Excel and powerpoint agents are also not available on my version of Copilot :( 

Previewed the 'cowork' agent which will be avaialble (for some probably!!) next month. This seems to automate tasks like organising your inbox, organising your week, prep for a meeting, research a company, find files and merge or bring files together in a certain way or for a certain purpose etc. basically pre-prompted tasks. Needs Claude to work so if this is not in your LLM list then need to work with IT to see if it will be available. 

Need to check with local organisational IT for access to LLMs other than ChatGPT and also for Excel/ Pp. However, for Excel and ppt, Copilot integrated into these and can be used when each is opened, just not connected to the Copilot premium chat.

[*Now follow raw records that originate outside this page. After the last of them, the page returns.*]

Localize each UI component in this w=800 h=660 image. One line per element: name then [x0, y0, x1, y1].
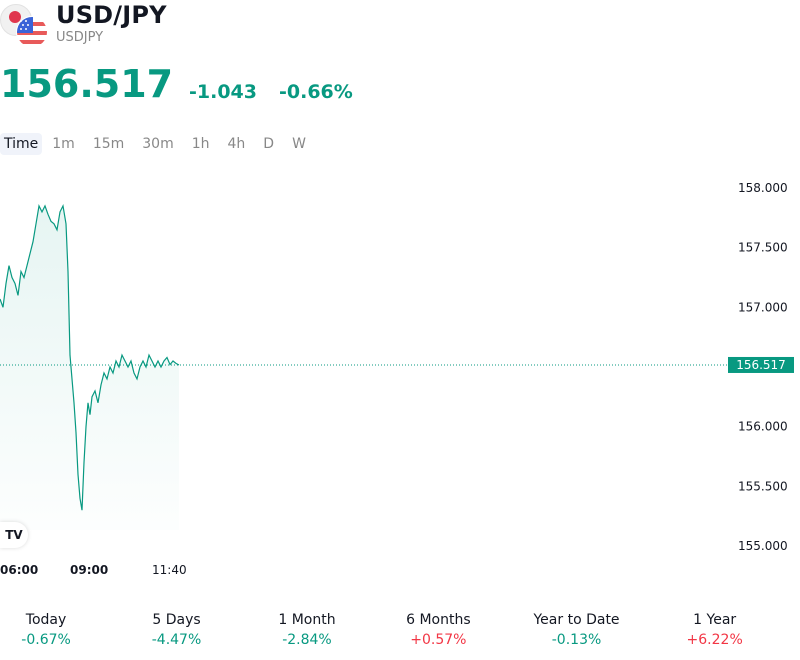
price-area-fill	[0, 205, 179, 530]
tab-4h[interactable]: 4h	[227, 136, 246, 152]
y-axis-tick-label: 156.000	[738, 420, 788, 434]
perf-label: 5 Days	[152, 612, 201, 628]
perf-value: -4.47%	[151, 632, 202, 648]
perf-year-to-date[interactable]: Year to Date -0.13%	[524, 610, 630, 650]
perf-label: 6 Months	[406, 612, 471, 628]
tab-30m[interactable]: 30m	[142, 136, 174, 152]
y-axis-tick-label: 155.500	[738, 479, 788, 493]
usa-flag-icon	[16, 16, 48, 48]
price-change-percent: -0.66%	[279, 81, 353, 103]
perf-value: +6.22%	[686, 632, 743, 648]
symbol-title: USD/JPY	[56, 1, 167, 29]
y-axis-tick-label: 155.000	[738, 539, 788, 553]
tab-1h[interactable]: 1h	[191, 136, 210, 152]
perf-label: 1 Year	[693, 612, 737, 628]
timeframe-tabs: Time 1m 15m 30m 1h 4h D W	[0, 131, 316, 157]
tab-15m[interactable]: 15m	[92, 136, 125, 152]
price-chart[interactable]: 158.000 157.500 157.000 156.000 155.500 155.0…	[0, 170, 800, 590]
perf-value: +0.57%	[410, 632, 467, 648]
last-price-badge-bg	[728, 356, 794, 373]
price-change: -1.043	[189, 81, 257, 103]
tab-d[interactable]: D	[263, 136, 275, 152]
tab-time[interactable]: Time	[0, 133, 43, 155]
y-axis-tick-label: 157.000	[738, 300, 788, 314]
perf-value: -0.13%	[551, 632, 602, 648]
tradingview-logo-icon[interactable]: TV	[0, 522, 28, 548]
last-price-badge: 156.517	[728, 356, 794, 373]
x-axis: 06:00 09:00 11:40	[0, 563, 187, 577]
symbol-ticker: USDJPY	[56, 30, 104, 45]
perf-value: -2.84%	[282, 632, 332, 648]
perf-value: -0.67%	[21, 632, 71, 648]
perf-today[interactable]: Today -0.67%	[0, 610, 92, 650]
y-axis-tick-label: 158.000	[738, 181, 788, 195]
current-price: 156.517	[0, 62, 174, 106]
currency-pair-flags	[0, 4, 50, 50]
tab-1m[interactable]: 1m	[52, 136, 75, 152]
perf-1-year[interactable]: 1 Year +6.22%	[629, 610, 800, 650]
perf-1-month[interactable]: 1 Month -2.84%	[261, 610, 353, 650]
perf-5-days[interactable]: 5 Days -4.47%	[92, 610, 261, 650]
price-line	[0, 203, 180, 511]
last-price-badge-label: 156.517	[736, 358, 786, 372]
y-axis-tick-label: 157.500	[738, 241, 788, 255]
performance-row: Today -0.67% 5 Days -4.47% 1 Month -2.84…	[0, 610, 800, 650]
perf-label: Today	[25, 612, 67, 628]
x-axis-tick-label: 06:00	[0, 563, 38, 577]
y-axis: 158.000 157.500 157.000 156.000 155.500 155.0…	[738, 181, 788, 553]
x-axis-tick-label: 11:40	[152, 563, 187, 577]
perf-6-months[interactable]: 6 Months +0.57%	[353, 610, 524, 650]
perf-label: Year to Date	[533, 612, 620, 628]
tab-w[interactable]: W	[292, 136, 306, 152]
x-axis-tick-label: 09:00	[70, 563, 108, 577]
perf-label: 1 Month	[278, 612, 336, 628]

A bit of a marketing at the beginning and usual whizz through all the various items. Will view the recording again to catch up on missed items!



Monday, March 16, 2026

Generative AI in education: Theories, applications and ethical frontiers - overview

 This book collates 21 chapters on how Gen AI is shifting education and the role of educators in understanding and utilising AI to support teaching and learning.

The book is edited by G. Durak, S. Cankaya and M. Sharples with chapter authors from Europe and Asia. It is not open access and the short pdf available provides a  preface, and list of chapters and authors.

A good selection of topics is collated through the book including:

- sustainable education - chapter 2

- classroom orchestration - chapter 4

- lesson planning - chapter 5

- deep fakes to voice cloning - chapter 7

- learning analytics - chapter 8

- smart learning environments - chapter 9

- VR and AR - chapter 10

- AI literacy - chapter 11

- Prompt design - chapter 12 & 13

- dialogic feedback - chapter 14

- creative learning - chapter 19

- ethical considerations - chapter 20

- teacher training and PD - chapter 21

Will recommend the book to the library and add chapter summaries after I have looked through them. 





Monday, March 09, 2026

MIT - unified framework of five principles in AI society

 This article, A unified framework of five principles for AI in society, written by L. Floridi and J. Cowls in 2019, provides a synthesis of other frameworks. The work predates the arrival of ChatGPT but the principles are even more important now as Gen AI moves towards becoming Artificial General Intelligence (AGI).

Table 1 in the article summarised where each principle is also present in 9 frameworks. The principles are beneficence, non-maleficence, autonomy, justice and explicability. These concur with the principles published of late, calling for increased ethical actions as Gen AI and agentic AI take hold.